Case Presentation: A 59 year old man with no past history presented with continuous gingival bleeding for 3 days. He underwent dental cleaning and tooth extraction 3 days prior and since then had been having bleeding from the extraction site associated with headache and dizziness. On presentation blood pressure 110/70mmHg, pulse 105/min, temperature 98F, respiratory rate 16/min. Physical examination showed left submandibular lymph node measuring 4x4cm and splenomegaly that was palpated 5cm below the costal margin. Blood work showed hemoglobin 5.7g/dl, leukocyte count 284.1x109cells/l (neutrophils, 184.66x109cells/l; lymphocytes, 11.36 x109cells/l; monocytes, 2.84 x109cells/l; absent basophils; and 2% blasts), platelet count of 113,000/mm3. He was also found to have acute kidney injury (CrCl 31ml/min). He underwent urgent bone marrow biopsy and was started on hydroxyurea and underwent 4 cycles of leukopheresis. Fluorescent in-situ hybridization (FISH) detected the presence of bcr-abl. Bone marrow biopsy results showed Ph+ CML mixed with 5% T cell population showing T-ALL. Hydroxyurea was stopped and he was started on Imatinib and induction chemotherapy with high-dose cytarabine 3g/m2 and Mitoxantrone 80mg/m2. His counts recovered and he achieved complete remission. Quantative bcr-abl with RT-PCR detected breakpoint in p210.

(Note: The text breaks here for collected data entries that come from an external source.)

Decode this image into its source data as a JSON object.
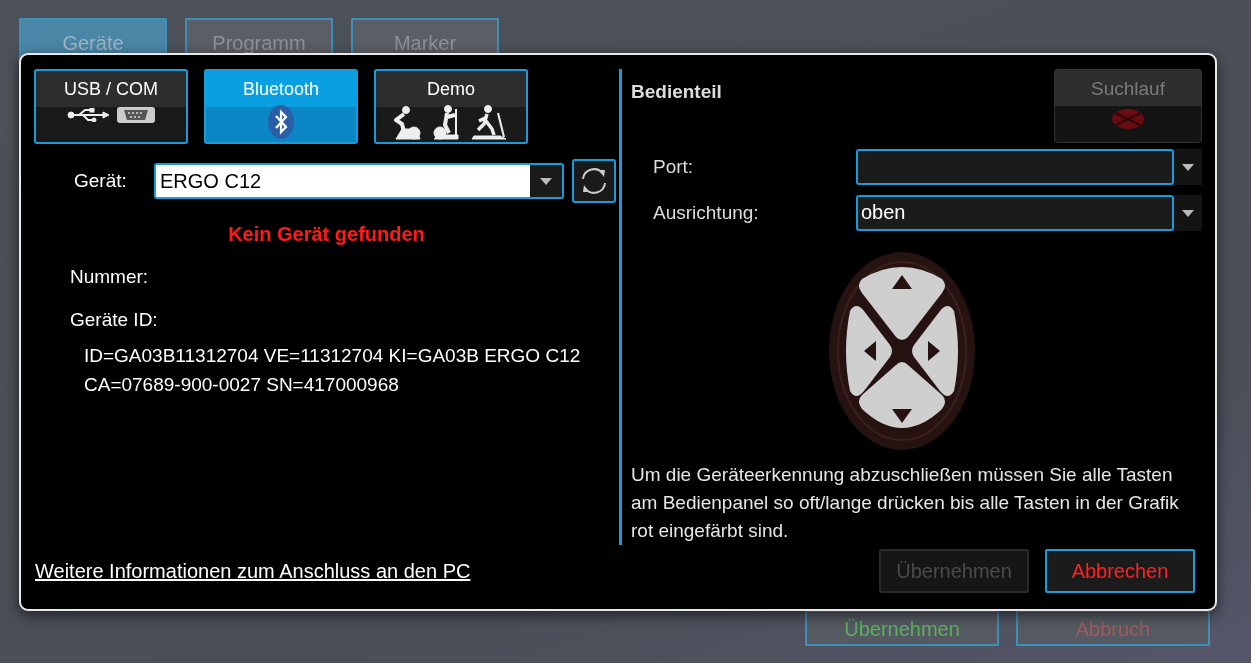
{
  "background_tabs": [
    {
      "label": "Geräte",
      "selected": true
    },
    {
      "label": "Programm",
      "selected": false
    },
    {
      "label": "Marker",
      "selected": false
    }
  ],
  "background_buttons": [
    {
      "label": "Übernehmen",
      "kind": "confirm"
    },
    {
      "label": "Abbruch",
      "kind": "cancel"
    }
  ],
  "dialog": {
    "connection_buttons": [
      {
        "label": "USB / COM",
        "kind": "usb",
        "selected": false
      },
      {
        "label": "Bluetooth",
        "kind": "bluetooth",
        "selected": true
      },
      {
        "label": "Demo",
        "kind": "demo",
        "selected": false
      }
    ],
    "device": {
      "label": "Gerät:",
      "value": "ERGO C12"
    },
    "status": "Kein Gerät gefunden",
    "number_label": "Nummer:",
    "id_label": "Geräte ID:",
    "id_lines": [
      "ID=GA03B11312704 VE=11312704 KI=GA03B ERGO C12",
      "CA=07689-900-0027 SN=417000968"
    ],
    "panel": {
      "title": "Bedienteil",
      "search_button": {
        "label": "Suchlauf",
        "disabled": true
      },
      "fields": [
        {
          "label": "Port:"
        },
        {
          "label": "Ausrichtung:",
          "value": "oben"
        }
      ],
      "instructions": "Um die Geräteerkennung abzuschließen müssen Sie alle Tasten am Bedienpanel so oft/lange drücken bis alle Tasten in der Grafik rot eingefärbt sind."
    },
    "link": "Weitere Informationen zum Anschluss an den PC",
    "buttons": [
      {
        "label": "Übernehmen",
        "kind": "confirm",
        "disabled": true
      },
      {
        "label": "Abbrechen",
        "kind": "cancel",
        "disabled": false
      }
    ]
  }
}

Discussion: Philadelphia chromosome is commonly associated with CML and is seen in 20-30% cases of adult B-cell leukemia and has therapeutic and prognostic significance. Ph+ B-ALL carries a poor prognosis and require stem cell transplant during the remission phase. Rarely, Philadelphia chromosome is seen in patients with T-ALL. It is a diagnostic dilemma to differentiate between Ph+ T-ALL and T cell lymphoblastic (T-LB) crises of CML. The majority of T-ALL cases reported in the literature and analyzed by reverse transcriptase polymerase chain reaction (RT-PCR) had a BCR breakpoint which was the major one, typical of chronic myelogenous leukemia (CML) and minor breakpoint was detected in only 2 cases.
The factors that favor the diagnosis of T-LB crisis of CML includes previous diagnosis of CML, old age, massive splenomegaly, increased number of peripheral granulocytic precursors, eosinophils, and basophils. Regardless, therapeutic and prognostic value of Philadelphia chromosome is yet to be determined and most patients are treated with combination of Imatinib and T-ALL induction chemotherapy.

Our patient was a rare case of Philadelphia chromosome positive (Ph+) T-cell acute lymphoblastic leukemia (T-ALL) treated with Imatinib and induction chemotherapy with cytarabine and mitoxantrone. To the best of our knowledge, only 25 such cases have been reported.

Conclusions: With the modern advent of targeted therapies, recognizing new cell receptors and markers of tumor carry a prognostic and therapeutic significance. Recently, Ph+ T-ALL is being diagnosed as a separate clinical entity and further research is needed to assess the clinical, therapeutic and prognostic significance.